London:
For the first time, scientists have succeeded in determining the entire genome of a foetus using only a blood sample from the to-be mother and a saliva swab from the father, a feat they say could lead to screening of unborn babies for more than 3,500 genetic disorders.
The genome scientists from the University of Washington, however, warned it would raise "many ethical questions" as the results could be used as a basis for abortion.
In the study, published in journal Science Translational Medicine, the scientists used a high-speed DNA sequencing method and some statistical and computational acrobatics to deduce the DNA sequence of the foetus.
They studied the blood sample DNA from the mother as well as DNA extracted from the father's saliva. Fitting pieces of the genetic jigsaw together, they were able to reconstruct the entire genome an unborn baby, the Daily Telegraph reported.
The researchers were then able to see what spontaneous genetic mutations had arisen. Such mutations, called "de novo" mutations, are responsible for majority of genetic defects.
By checking their prediction of the baby's genetic code with actual DNA taken after the birth, they could identify 39 of 44 such mutations in the baby boy. The team also tested their approach on the woman who was earlier in 18 weeks of her pregnancy, and found it still worked.
Lead study author Dr Jay Shendure said: "This work opens up the possibility that we will be able to scan the whole genome of the foetus for more than 3,000 single-gene disorders through a single, non-invasive test."
"The improved resolution is like going from being able to see that two books are stuck together to being able to notice one word misspelled on a page," added co-author Jacob Kitzman.
In future, the scientists hoped, a more refined and less costly version of the procedure could make pre-natal genetic testing far more comprehensive than it is now. Currently, it involves inserting a probe into the womb to take fluid from the foetal sac or placental samples.
Existing methods only enable doctors to check for a small number of genetic disorders, which include Down's syndrome and cystic fibrosis, muscular dystrophy and spina bifada.

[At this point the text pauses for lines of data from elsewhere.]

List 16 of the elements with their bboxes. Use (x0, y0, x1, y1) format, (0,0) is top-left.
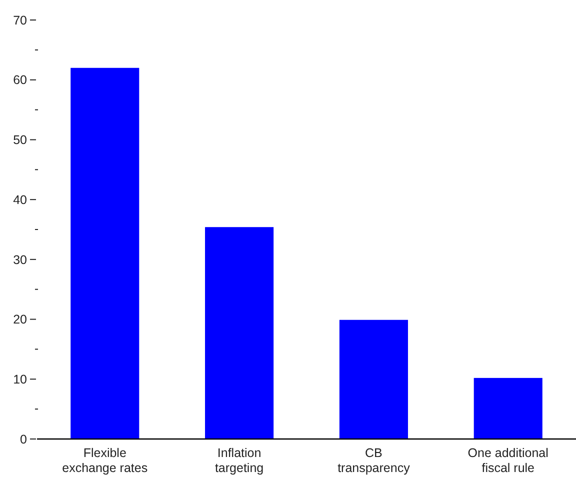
x-tick-label: Flexible exchange rates (62, 446, 148, 475)
bar (339, 320, 408, 439)
bar (205, 227, 274, 439)
bar (70, 68, 140, 439)
y-tick-label: 40 (13, 192, 28, 207)
y-tick-label: 70 (13, 13, 28, 28)
y-tick-label: 50 (13, 133, 28, 148)
x-tick-label: CB transparency (338, 446, 411, 475)
y-tick-label: 30 (13, 252, 28, 267)
x-tick-label: Inflation targeting (214, 446, 264, 475)
x-tick-label: One additional fiscal rule (468, 446, 548, 475)
bar (474, 378, 542, 439)
y-tick-label: 20 (13, 312, 28, 327)
y-tick-label: 10 (13, 372, 28, 387)
y-tick-label: 60 (13, 73, 28, 88)
y-tick-label: 0 (20, 432, 28, 446)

But the scientists said their test could give a wealth of information on the baby's future health by predicting for over 3,500 genetic defects.

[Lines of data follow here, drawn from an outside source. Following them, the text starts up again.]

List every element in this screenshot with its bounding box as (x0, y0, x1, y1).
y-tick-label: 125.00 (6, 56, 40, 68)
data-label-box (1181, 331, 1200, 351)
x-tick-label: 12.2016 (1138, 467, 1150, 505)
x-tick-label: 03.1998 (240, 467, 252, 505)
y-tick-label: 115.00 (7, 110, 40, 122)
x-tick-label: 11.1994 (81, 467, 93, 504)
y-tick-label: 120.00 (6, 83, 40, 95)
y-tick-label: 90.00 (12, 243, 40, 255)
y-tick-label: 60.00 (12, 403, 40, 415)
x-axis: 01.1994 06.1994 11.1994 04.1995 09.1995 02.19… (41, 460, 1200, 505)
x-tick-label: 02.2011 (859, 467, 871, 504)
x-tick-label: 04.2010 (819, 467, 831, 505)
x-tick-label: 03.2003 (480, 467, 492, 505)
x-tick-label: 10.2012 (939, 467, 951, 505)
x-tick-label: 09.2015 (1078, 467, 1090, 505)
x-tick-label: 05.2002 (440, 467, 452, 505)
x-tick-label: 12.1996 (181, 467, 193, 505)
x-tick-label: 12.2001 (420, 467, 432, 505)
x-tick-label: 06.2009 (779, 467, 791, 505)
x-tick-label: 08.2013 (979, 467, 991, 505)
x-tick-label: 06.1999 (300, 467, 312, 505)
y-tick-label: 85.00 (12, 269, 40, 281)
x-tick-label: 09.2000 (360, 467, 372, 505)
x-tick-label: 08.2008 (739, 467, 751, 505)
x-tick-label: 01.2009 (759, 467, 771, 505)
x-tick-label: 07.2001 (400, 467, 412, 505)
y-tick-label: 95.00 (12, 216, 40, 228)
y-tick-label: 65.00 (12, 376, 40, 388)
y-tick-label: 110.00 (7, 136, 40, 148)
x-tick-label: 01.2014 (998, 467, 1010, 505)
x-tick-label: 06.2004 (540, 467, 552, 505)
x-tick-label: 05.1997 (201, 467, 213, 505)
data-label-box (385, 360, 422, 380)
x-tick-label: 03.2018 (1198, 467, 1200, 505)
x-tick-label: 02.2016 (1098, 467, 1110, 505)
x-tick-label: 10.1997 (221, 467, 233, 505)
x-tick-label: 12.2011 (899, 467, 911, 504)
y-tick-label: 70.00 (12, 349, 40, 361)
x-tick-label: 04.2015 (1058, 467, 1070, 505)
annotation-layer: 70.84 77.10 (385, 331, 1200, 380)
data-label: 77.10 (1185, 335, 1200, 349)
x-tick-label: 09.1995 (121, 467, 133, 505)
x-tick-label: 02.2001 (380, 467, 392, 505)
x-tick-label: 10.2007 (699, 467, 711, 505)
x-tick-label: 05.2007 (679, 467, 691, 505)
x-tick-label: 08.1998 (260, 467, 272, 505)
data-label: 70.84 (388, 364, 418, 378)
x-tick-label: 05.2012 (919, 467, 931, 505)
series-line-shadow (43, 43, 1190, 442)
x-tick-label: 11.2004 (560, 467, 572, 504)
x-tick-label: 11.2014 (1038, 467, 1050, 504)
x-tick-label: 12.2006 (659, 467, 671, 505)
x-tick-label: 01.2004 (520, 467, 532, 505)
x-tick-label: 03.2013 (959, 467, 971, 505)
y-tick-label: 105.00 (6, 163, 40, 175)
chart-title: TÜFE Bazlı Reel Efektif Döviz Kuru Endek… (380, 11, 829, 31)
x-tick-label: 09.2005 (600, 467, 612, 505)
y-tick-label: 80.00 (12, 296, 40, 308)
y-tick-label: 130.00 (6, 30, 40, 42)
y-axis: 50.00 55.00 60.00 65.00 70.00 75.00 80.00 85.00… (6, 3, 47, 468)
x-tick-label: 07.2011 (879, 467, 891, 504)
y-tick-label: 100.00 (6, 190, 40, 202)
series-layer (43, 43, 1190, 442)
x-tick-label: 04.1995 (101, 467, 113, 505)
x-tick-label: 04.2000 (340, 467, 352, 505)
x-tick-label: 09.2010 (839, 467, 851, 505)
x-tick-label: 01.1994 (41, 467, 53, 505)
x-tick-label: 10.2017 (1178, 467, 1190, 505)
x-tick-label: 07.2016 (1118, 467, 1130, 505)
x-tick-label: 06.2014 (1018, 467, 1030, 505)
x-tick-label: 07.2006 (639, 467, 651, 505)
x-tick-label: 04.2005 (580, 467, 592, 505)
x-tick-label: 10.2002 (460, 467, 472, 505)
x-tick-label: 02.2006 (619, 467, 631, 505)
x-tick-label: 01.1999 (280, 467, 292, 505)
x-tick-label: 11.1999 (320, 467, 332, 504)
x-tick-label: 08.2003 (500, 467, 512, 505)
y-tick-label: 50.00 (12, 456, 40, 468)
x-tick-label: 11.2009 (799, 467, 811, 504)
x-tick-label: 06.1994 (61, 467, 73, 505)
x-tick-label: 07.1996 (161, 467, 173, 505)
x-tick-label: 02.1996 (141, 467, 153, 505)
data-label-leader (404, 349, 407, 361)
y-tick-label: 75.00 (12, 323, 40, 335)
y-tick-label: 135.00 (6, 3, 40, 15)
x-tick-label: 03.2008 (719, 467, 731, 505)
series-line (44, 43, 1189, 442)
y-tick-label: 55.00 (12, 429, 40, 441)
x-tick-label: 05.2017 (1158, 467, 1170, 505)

However, the researchers feared that the work would give rise to abortions. "The less tangible implication of incorporating this level of information into pre-natal decision-making raises many ethical questions that must be considered carefully within the scientific community and on a societal level," they warned.
"As in other areas of clinical genetics, our capacity to generate data is outstripping our ability to interpret it in ways that are useful to physicians and patients," they added.
Josephine Quintavalle, founder of the Pro-Life Alliance, said: "Whilst this new test may not itself be invasive, given our past track record, it is difficult to imagine that this new test will not lead to more abortions," she said.